Law School Case Brief
Lehr v. Robertson - 463 U.S. 248, 103 S. Ct. 2985 (1983)
When an unwed father demonstrates a full commitment to the responsibilities of parenthood by coming forward to participate in the rearing of his child, his interest in personal contact with his child acquires substantial protection under the Due Process Clause of the Fourteenth Amendment, U.S. Const. amend. XIV. At that point it may be said that he acts as a father toward his children. But the mere existence of a biological link does not merit equivalent constitutional protection. The actions of judges neither create nor sever genetic bonds. The importance of the familial relationship, to the individuals involved and to the society, stems from the emotional attachments that derive from the intimacy of daily association, and from the role it plays in promoting a way of life through the instruction of children as well as from the fact of blood relationship.
Appellant Jonathan Lehr was the putative father of Jessica M., a child born out of wedlock. Lorraine Robertson, Jessica's mother, married Richard Robertson, after the child was born. Subsequently, when Jessica was over two years old, the Robertsons filed an adoption petition in the Ulster County, New York, Family Court, which entered an order of adoption. Appellant never supported the child or offered to marry Lorraine. He also did not enter his name in New York's "putative father registry," which would have entitled him to notice of the adoption proceeding. He also was not in any of the classes of putative fathers who were entitled under New York law to receive notice of adoption proceedings. After the adoption proceeding was commenced, Lehr filed a paternity petition in the Westchester County, New York, Family Court. Lehr learned of the pending adoption proceeding several months later. Shortly thereafter, his attorney sought a stay of the adoption proceeding pending the determination of the paternity action, but by that time the Ulster County Family Court had already entered the adoption order.
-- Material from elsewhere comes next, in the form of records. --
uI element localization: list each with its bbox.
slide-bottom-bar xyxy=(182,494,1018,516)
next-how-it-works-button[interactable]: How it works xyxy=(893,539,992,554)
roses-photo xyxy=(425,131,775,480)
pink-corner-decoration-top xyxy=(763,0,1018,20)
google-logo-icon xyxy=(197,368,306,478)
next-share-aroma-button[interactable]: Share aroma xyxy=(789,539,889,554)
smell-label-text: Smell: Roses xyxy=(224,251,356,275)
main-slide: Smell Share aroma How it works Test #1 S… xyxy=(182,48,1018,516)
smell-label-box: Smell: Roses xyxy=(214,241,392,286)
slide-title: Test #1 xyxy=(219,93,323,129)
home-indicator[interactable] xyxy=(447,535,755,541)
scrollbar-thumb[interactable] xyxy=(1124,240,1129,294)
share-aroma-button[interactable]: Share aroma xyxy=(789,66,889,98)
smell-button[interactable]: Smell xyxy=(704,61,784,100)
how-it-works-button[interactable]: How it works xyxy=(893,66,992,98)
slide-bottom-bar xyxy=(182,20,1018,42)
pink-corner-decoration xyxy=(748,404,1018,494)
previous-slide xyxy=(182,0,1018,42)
Appellant filed a petition to vacate the adoption order on the ground that it was obtained in violation of his rights under the Due Process and Equal Protection Clauses of the Fourteenth Amendment. The Ulster County Family Court denied the petition, and both the Appellate Division of the New York Supreme Court and the New York Court of Appeals affirmed.
Did the adoption order violate the Lehr's rights under the Due Process and Equal Protection Clauses of the Fourteenth Amendment?
The United States Supreme Court held that Lehr's rights, as the putative father, under the due process and equal protection clauses were not violated when he did not receive notice and an opportunity to be heard before his child was adopted because he never had any significant custodial, personal, or financial relationship with the child and he waited two years to establish a legal tie. The Court further held that the State of New York adequately protected the Lehr's inchoate interest in establishing a relationship with his daughter through the provision of laws authorizing formal marriage, through its statutory adoption scheme, and through the putative father registry. Further, it concluded that the Equal Protection Clause did not prevent a state from according two parents different legal rights where one had a continuous custodial responsibility for the child, while the other never established a relationship.